According to MillerKnoll statements, combining the companies’ operations is expected to yield $100 million in savings. This raises questions concerning pricing and quality. It also creates something of a monopoly on the legacies of the iconic designers associated with the two flagship brands, which read as a who’s who of high Modernism: At Herman Miller, these include George Nelson, Isamu Noguchi, Ward Bennett and Charles and Ray Eames; at Knoll, it’s Mies van der Rohe, Eero Saarinen, Frank Gehry, Harry Bertoia, Maya Lin and the company’s co-founder Florence Knoll.

Perhaps most important, the merger announcement worried some in the design community that these companies’ spirit of unconventionality could be hampered by their union.
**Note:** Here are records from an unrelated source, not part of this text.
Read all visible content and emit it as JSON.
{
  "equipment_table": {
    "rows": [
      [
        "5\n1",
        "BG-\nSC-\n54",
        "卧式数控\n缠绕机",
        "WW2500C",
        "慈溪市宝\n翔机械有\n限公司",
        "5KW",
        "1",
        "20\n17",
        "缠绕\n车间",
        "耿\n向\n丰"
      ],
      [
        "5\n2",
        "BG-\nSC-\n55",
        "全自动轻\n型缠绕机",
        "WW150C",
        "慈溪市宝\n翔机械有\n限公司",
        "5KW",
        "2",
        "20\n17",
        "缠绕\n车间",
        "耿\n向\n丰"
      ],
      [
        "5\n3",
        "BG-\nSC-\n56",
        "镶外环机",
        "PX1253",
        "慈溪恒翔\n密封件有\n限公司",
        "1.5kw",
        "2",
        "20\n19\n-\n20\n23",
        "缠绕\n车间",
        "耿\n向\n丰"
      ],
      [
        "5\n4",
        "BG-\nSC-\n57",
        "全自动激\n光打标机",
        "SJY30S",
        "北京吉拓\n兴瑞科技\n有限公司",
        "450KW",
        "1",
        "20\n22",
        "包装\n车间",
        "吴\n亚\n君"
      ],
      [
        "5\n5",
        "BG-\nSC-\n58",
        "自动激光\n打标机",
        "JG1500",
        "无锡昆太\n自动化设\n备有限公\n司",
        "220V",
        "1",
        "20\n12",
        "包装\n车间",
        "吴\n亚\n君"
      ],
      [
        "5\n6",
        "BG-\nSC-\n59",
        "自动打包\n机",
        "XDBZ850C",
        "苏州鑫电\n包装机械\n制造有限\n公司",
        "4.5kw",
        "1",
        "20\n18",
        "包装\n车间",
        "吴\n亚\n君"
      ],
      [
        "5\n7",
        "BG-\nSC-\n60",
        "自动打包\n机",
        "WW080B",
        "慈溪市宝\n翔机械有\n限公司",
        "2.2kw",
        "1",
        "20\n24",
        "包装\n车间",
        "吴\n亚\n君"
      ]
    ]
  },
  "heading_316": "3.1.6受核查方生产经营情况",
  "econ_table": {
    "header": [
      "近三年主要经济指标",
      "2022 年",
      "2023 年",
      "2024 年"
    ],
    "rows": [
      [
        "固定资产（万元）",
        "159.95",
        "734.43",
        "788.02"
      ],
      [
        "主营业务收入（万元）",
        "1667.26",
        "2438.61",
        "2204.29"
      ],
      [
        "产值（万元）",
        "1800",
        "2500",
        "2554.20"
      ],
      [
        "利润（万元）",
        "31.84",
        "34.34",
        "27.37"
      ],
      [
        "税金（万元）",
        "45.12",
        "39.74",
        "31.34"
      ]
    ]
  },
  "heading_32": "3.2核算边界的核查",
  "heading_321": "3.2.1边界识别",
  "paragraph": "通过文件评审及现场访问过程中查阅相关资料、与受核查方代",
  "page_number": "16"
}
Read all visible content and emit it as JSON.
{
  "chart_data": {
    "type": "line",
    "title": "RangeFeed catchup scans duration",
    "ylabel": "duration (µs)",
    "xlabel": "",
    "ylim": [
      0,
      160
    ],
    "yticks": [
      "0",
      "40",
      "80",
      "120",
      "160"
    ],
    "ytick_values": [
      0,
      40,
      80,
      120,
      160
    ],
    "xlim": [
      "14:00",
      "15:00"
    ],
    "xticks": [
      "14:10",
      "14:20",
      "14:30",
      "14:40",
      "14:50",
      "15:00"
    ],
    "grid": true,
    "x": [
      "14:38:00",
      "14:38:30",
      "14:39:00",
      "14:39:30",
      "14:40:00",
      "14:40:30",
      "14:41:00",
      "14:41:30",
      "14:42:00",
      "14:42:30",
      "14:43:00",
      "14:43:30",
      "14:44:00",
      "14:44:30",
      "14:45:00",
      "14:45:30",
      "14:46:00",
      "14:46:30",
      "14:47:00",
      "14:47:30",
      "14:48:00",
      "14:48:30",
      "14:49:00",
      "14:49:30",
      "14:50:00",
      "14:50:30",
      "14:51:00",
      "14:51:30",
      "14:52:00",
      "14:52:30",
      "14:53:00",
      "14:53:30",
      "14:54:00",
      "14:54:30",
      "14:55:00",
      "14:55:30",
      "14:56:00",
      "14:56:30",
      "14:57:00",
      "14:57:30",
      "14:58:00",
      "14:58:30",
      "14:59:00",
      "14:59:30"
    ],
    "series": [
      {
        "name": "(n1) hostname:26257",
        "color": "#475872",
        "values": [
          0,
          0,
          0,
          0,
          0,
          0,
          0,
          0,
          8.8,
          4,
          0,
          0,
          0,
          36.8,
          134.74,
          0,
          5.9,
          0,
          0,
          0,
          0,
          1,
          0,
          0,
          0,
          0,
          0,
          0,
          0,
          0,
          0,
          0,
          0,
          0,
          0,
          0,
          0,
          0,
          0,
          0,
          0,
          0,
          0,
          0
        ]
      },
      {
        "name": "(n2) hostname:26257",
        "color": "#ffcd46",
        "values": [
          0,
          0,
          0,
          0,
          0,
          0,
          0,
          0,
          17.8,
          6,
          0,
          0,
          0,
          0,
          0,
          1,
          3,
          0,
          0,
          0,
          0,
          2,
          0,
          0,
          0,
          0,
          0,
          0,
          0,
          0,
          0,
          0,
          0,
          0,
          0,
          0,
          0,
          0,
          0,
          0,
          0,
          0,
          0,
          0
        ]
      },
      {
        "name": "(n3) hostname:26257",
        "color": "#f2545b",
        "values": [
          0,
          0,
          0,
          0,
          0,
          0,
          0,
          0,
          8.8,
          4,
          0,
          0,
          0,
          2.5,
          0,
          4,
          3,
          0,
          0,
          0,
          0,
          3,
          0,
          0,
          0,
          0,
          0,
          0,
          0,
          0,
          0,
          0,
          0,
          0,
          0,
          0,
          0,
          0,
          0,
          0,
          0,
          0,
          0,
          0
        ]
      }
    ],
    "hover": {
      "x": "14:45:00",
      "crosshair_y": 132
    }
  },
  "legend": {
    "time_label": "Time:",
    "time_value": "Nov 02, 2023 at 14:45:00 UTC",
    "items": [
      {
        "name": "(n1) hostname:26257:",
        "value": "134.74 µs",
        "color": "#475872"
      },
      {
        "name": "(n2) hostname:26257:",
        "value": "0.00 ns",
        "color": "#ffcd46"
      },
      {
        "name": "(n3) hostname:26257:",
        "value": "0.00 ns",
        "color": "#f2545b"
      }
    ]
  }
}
“There is maybe a possibility that merging and becoming less competitive among themselves might slow down innovation, make them kind of reinforce what they’re already working with,” said Elise DeChard, the owner of End Studio, a four-year-old architecture and design office in Detroit that focuses on residential, commercial and adaptive reuse projects.

Yet the pioneering histories of these companies are so intertwined as to make their amalgamation strangely inevitable. “I guess my reaction initially was, like, Wow, I’m surprised someone didn’t think of this before,” said Andrew Blauvelt, the director of the Cranbrook Art Museum.